From left: A 1980s-1990s Louis Vuitton Butterfly Papillon bag. It was first seen in the 1960s. A 1997 Hermès Kelly bag.
Apart from the indulgent materials that went into the making of bags and leather goods in the late 1900s, Chew thinks they are an investment – these bags will bring financial returns in time to come.
But even as the three ladies invest plough money and effort into bringing the best vintage clothes, bags, and shoes to Singapore, the consumer market at-large isn't responding.
From left: At Deja vu Vintage, a 1980s pink Yves Saint Laurent dress; a 1980s silk-satin evening dress by Texan designer Victor Costa.

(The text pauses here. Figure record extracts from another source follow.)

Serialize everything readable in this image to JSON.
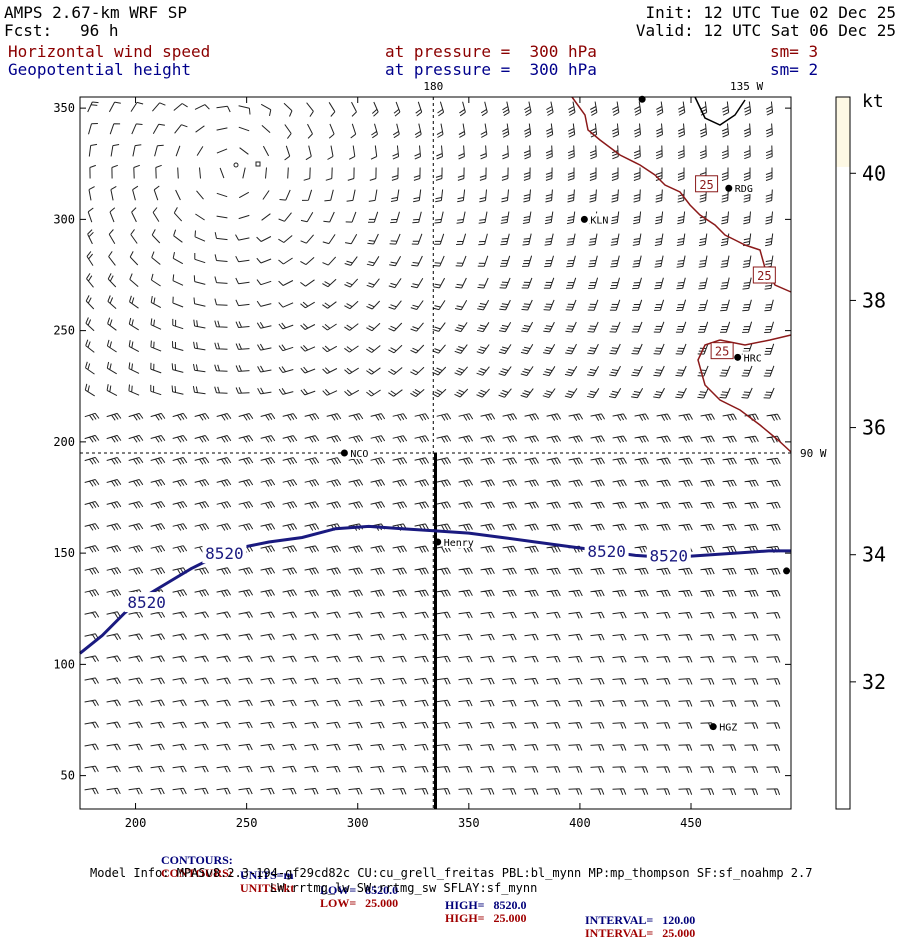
{
  "header": {
    "model": "AMPS 2.67-km WRF SP",
    "fcst_label": "Fcst:",
    "fcst_value": "96 h",
    "init": "Init: 12 UTC Tue 02 Dec 25",
    "valid": "Valid: 12 UTC Sat 06 Dec 25",
    "field1": "Horizontal wind speed",
    "field1_level": "at pressure =  300 hPa",
    "field1_sm": "sm= 3",
    "field2": "Geopotential height",
    "field2_level": "at pressure =  300 hPa",
    "field2_sm": "sm= 2"
  },
  "chart_data": {
    "type": "wind-barb map with contour",
    "x_range": [
      175,
      495
    ],
    "y_range": [
      35,
      355
    ],
    "x_ticks": [
      200,
      250,
      300,
      350,
      400,
      450
    ],
    "y_ticks": [
      50,
      100,
      150,
      200,
      250,
      300,
      350
    ],
    "meridian_labels": [
      {
        "text": "180",
        "x": 334
      },
      {
        "text": "135 W",
        "x": 475
      }
    ],
    "parallel_label": {
      "text": "90 W",
      "y": 195
    },
    "ref_lines": {
      "vertical_x": 334,
      "horizontal_y": 195
    },
    "cross_section": {
      "x": 335,
      "y_from": 35,
      "y_to": 195
    },
    "colorbar": {
      "unit": "kt",
      "min": 30,
      "max": 41.2,
      "ticks": [
        32,
        34,
        36,
        38,
        40
      ],
      "shaded_from": 40.1,
      "shade_color": "#fdf8e4"
    },
    "contour": {
      "level": "8520",
      "color": "#1a1a80",
      "points": [
        [
          175,
          105
        ],
        [
          185,
          113
        ],
        [
          195,
          123
        ],
        [
          205,
          131
        ],
        [
          215,
          137
        ],
        [
          225,
          143
        ],
        [
          235,
          148
        ],
        [
          245,
          152
        ],
        [
          260,
          155
        ],
        [
          275,
          157
        ],
        [
          290,
          161
        ],
        [
          305,
          162
        ],
        [
          320,
          161
        ],
        [
          335,
          160
        ],
        [
          350,
          159
        ],
        [
          365,
          157
        ],
        [
          380,
          155
        ],
        [
          395,
          153
        ],
        [
          410,
          151
        ],
        [
          425,
          149
        ],
        [
          440,
          148
        ],
        [
          455,
          149
        ],
        [
          470,
          150
        ],
        [
          485,
          151
        ],
        [
          495,
          151
        ]
      ],
      "labels": [
        {
          "text": "8520",
          "x": 205,
          "y": 128
        },
        {
          "text": "8520",
          "x": 240,
          "y": 150
        },
        {
          "text": "8520",
          "x": 412,
          "y": 151
        },
        {
          "text": "8520",
          "x": 440,
          "y": 149
        }
      ]
    },
    "stations": [
      {
        "name": "NCO",
        "x": 294,
        "y": 195
      },
      {
        "name": "Henry",
        "x": 336,
        "y": 155
      },
      {
        "name": "KLN",
        "x": 402,
        "y": 300
      },
      {
        "name": "RDG",
        "x": 467,
        "y": 314
      },
      {
        "name": "HRC",
        "x": 471,
        "y": 238
      },
      {
        "name": "HGZ",
        "x": 460,
        "y": 72
      },
      {
        "name": "",
        "x": 428,
        "y": 354
      },
      {
        "name": "",
        "x": 493,
        "y": 142
      }
    ],
    "isotach_labels": [
      {
        "text": "25",
        "x": 457,
        "y": 316
      },
      {
        "text": "25",
        "x": 483,
        "y": 275
      },
      {
        "text": "25",
        "x": 464,
        "y": 241
      }
    ]
  },
  "footer": {
    "row1": {
      "label": "CONTOURS:",
      "units": "UNITS=m",
      "low": "LOW=   8520.0",
      "high": "HIGH=   8520.0",
      "interval": "INTERVAL=   120.00"
    },
    "row2": {
      "label": "CONTOURS:",
      "units": "UNITS=kt",
      "low": "LOW=   25.000",
      "high": "HIGH=   25.000",
      "interval": "INTERVAL=   25.000"
    },
    "model_info": "Model Info: MPASv8.2.3-194-gf29cd82c CU:cu_grell_freitas PBL:bl_mynn MP:mp_thompson SF:sf_noahmp 2.7",
    "model_info2": "LW:rrtmg_lw SW:rrtmg_sw SFLAY:sf_mynn"
  }
}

It's a sentiment shared across all three owners, "Years ago, it was very difficult. No one understood [vintage], then the trend broke." Echoing Kelly Yeo's thought, Jasmine Chee notes that Singaporeans haven't grasped the concept of vintage. "[They'll come and say,] 'Oh I want to do a retro party!' When you say 'retro' everyone will think it's headbands, plastic earrings, polka dots or stripes. But vintage is beyond polka dots – there are so many decades to vintage!"
It the end, there must be merit in vintage clothing for it to be an enduring culture in other cities. And the eye that appreciates vintage clothing is perhaps like Kelly Yeo said, an eye that recognises good things.